Edge AI attestation maps to the same regulatory controls as cloud AI attestation. The SWT3 protocol is deployment-agnostic.
| Regulation | Article / Control | Edge Relevance |
|---|---|---|
| EU AI Act | Art. 9 (Risk Management) | Applies to all deployment environments, including on-device |
| EU AI Act | Art. 12 (Record-keeping) | Logging obligations apply regardless of where inference runs |
| EU AI Act | Art. 13 (Transparency) | Users must be informed of AI involvement, including edge AI |
| EU AI Act | Art. 53 (GPAI Obligations) | Model providers must document capabilities across deployment types |
| NIST AI RMF | MEASURE 2.6 | Continuous monitoring of deployed AI systems |
| NIST 800-53 | SI-7 (Integrity) | Software and firmware integrity verification |
| NIST 800-53 | AU-2 / AU-3 (Audit) | Auditable events and audit content |
| ISO 42001 | Annex A.7 | AI system lifecycle management |
| SR 11-7 | Model Deployment | Model risk management extends to all deployment environments |
Inference Provenance. Hash prompt and response, record latency. The core attestation primitive for any edge inference.

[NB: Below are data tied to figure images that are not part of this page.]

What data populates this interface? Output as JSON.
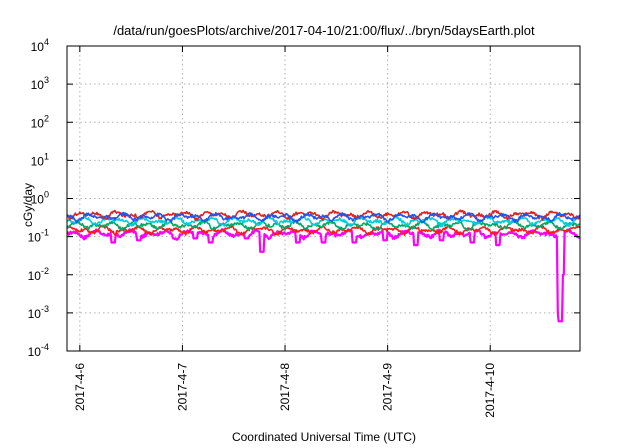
{
  "chart_data": {
    "type": "line",
    "title": "/data/run/goesPlots/archive/2017-04-10/21:00/flux/../bryn/5daysEarth.plot",
    "xlabel": "Coordinated Universal Time (UTC)",
    "ylabel": "cGy/day",
    "yscale": "log",
    "ylim": [
      0.0001,
      10000
    ],
    "y_ticks": [
      {
        "base": "10",
        "exp": "-4"
      },
      {
        "base": "10",
        "exp": "-3"
      },
      {
        "base": "10",
        "exp": "-2"
      },
      {
        "base": "10",
        "exp": "-1"
      },
      {
        "base": "10",
        "exp": "0"
      },
      {
        "base": "10",
        "exp": "1"
      },
      {
        "base": "10",
        "exp": "2"
      },
      {
        "base": "10",
        "exp": "3"
      },
      {
        "base": "10",
        "exp": "4"
      }
    ],
    "x_range": [
      "2017-04-05T21:00",
      "2017-04-10T21:00"
    ],
    "x_ticks": [
      "2017-4-6",
      "2017-4-7",
      "2017-4-8",
      "2017-4-9",
      "2017-4-10"
    ],
    "grid": true,
    "series": [
      {
        "color": "#ff00ff",
        "base": 0.12,
        "dips": [
          {
            "t": 0.09,
            "v": 0.07
          },
          {
            "t": 0.14,
            "v": 0.08
          },
          {
            "t": 0.21,
            "v": 0.09
          },
          {
            "t": 0.25,
            "v": 0.09
          },
          {
            "t": 0.28,
            "v": 0.07
          },
          {
            "t": 0.35,
            "v": 0.09
          },
          {
            "t": 0.38,
            "v": 0.04
          },
          {
            "t": 0.45,
            "v": 0.07
          },
          {
            "t": 0.5,
            "v": 0.07
          },
          {
            "t": 0.56,
            "v": 0.07
          },
          {
            "t": 0.62,
            "v": 0.08
          },
          {
            "t": 0.68,
            "v": 0.06
          },
          {
            "t": 0.73,
            "v": 0.08
          },
          {
            "t": 0.79,
            "v": 0.07
          },
          {
            "t": 0.84,
            "v": 0.06
          },
          {
            "t": 0.959,
            "v": 0.001
          },
          {
            "t": 0.962,
            "v": 0.0006
          },
          {
            "t": 0.965,
            "v": 0.01
          }
        ]
      },
      {
        "color": "#ff1a1a",
        "base": 0.15,
        "dips": []
      },
      {
        "color": "#00aa66",
        "base": 0.2,
        "dips": []
      },
      {
        "color": "#00ccdd",
        "base": 0.26,
        "dips": []
      },
      {
        "color": "#dd2222",
        "base": 0.38,
        "dips": []
      },
      {
        "color": "#2255ee",
        "base": 0.33,
        "dips": []
      }
    ]
  }
}
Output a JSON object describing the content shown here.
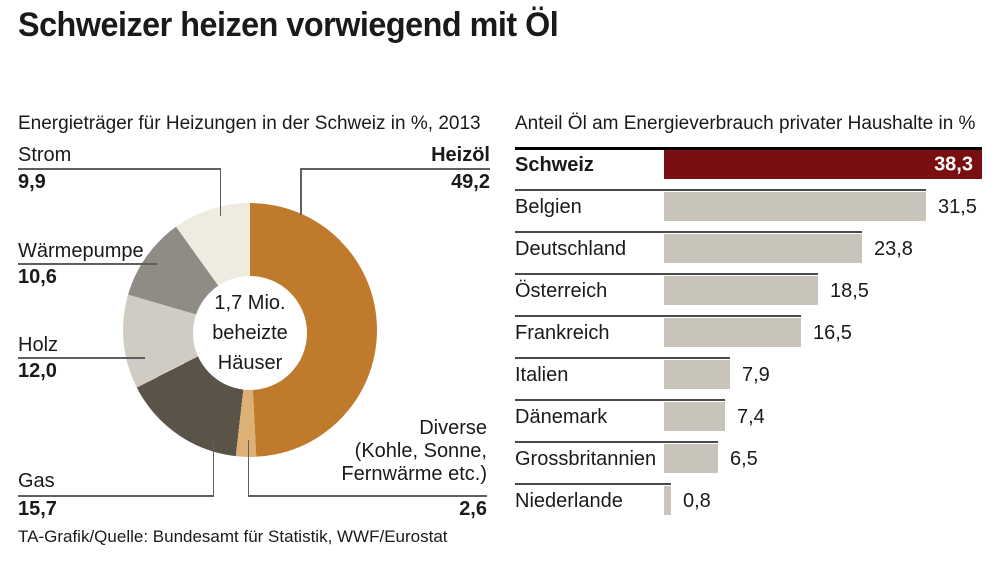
{
  "title": "Schweizer heizen vorwiegend mit Öl",
  "footer": "TA-Grafik/Quelle: Bundesamt für Statistik, WWF/Eurostat",
  "chart_data": [
    {
      "type": "pie",
      "subtype": "donut",
      "title": "Energieträger für Heizungen in der Schweiz in %, 2013",
      "center_label": "1,7 Mio. beheizte Häuser",
      "center_lines": [
        "1,7 Mio.",
        "beheizte",
        "Häuser"
      ],
      "start_angle_deg": 0,
      "direction": "clockwise",
      "segments": [
        {
          "label": "Heizöl",
          "value": 49.2,
          "display": "49,2",
          "color": "#c07a2b"
        },
        {
          "label": "Diverse (Kohle, Sonne, Fernwärme etc.)",
          "label_lines": [
            "Diverse",
            "(Kohle, Sonne,",
            "Fernwärme etc.)"
          ],
          "value": 2.6,
          "display": "2,6",
          "color": "#ddb176"
        },
        {
          "label": "Gas",
          "value": 15.7,
          "display": "15,7",
          "color": "#5a5347"
        },
        {
          "label": "Holz",
          "value": 12.0,
          "display": "12,0",
          "color": "#d1ccc3"
        },
        {
          "label": "Wärmepumpe",
          "value": 10.6,
          "display": "10,6",
          "color": "#8f8c86"
        },
        {
          "label": "Strom",
          "value": 9.9,
          "display": "9,9",
          "color": "#f0ebe0"
        }
      ]
    },
    {
      "type": "bar",
      "orientation": "horizontal",
      "title": "Anteil Öl am Energieverbrauch privater Haushalte in %",
      "categories": [
        "Schweiz",
        "Belgien",
        "Deutschland",
        "Österreich",
        "Frankreich",
        "Italien",
        "Dänemark",
        "Grossbritannien",
        "Niederlande"
      ],
      "values": [
        38.3,
        31.5,
        23.8,
        18.5,
        16.5,
        7.9,
        7.4,
        6.5,
        0.8
      ],
      "displays": [
        "38,3",
        "31,5",
        "23,8",
        "18,5",
        "16,5",
        "7,9",
        "7,4",
        "6,5",
        "0,8"
      ],
      "bar_color": "#c9c4ba",
      "highlight_color": "#7a0f12",
      "highlight_index": 0,
      "xlim": [
        0,
        40
      ],
      "grid": false,
      "value_labels": "end-of-bar"
    }
  ]
}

Model Integrity. Hash the deployed model binary (.mlmodelc, .onnx, .pt). Detect unauthorized changes or unintended updates.
Hardware Attestation. Record the compute environment (device type, accelerator, silicon vendor). Proves which hardware ran the model.
Agent Identity. Bind attestation to a specific agent or device identity. Critical for fleet deployments with multiple edge devices.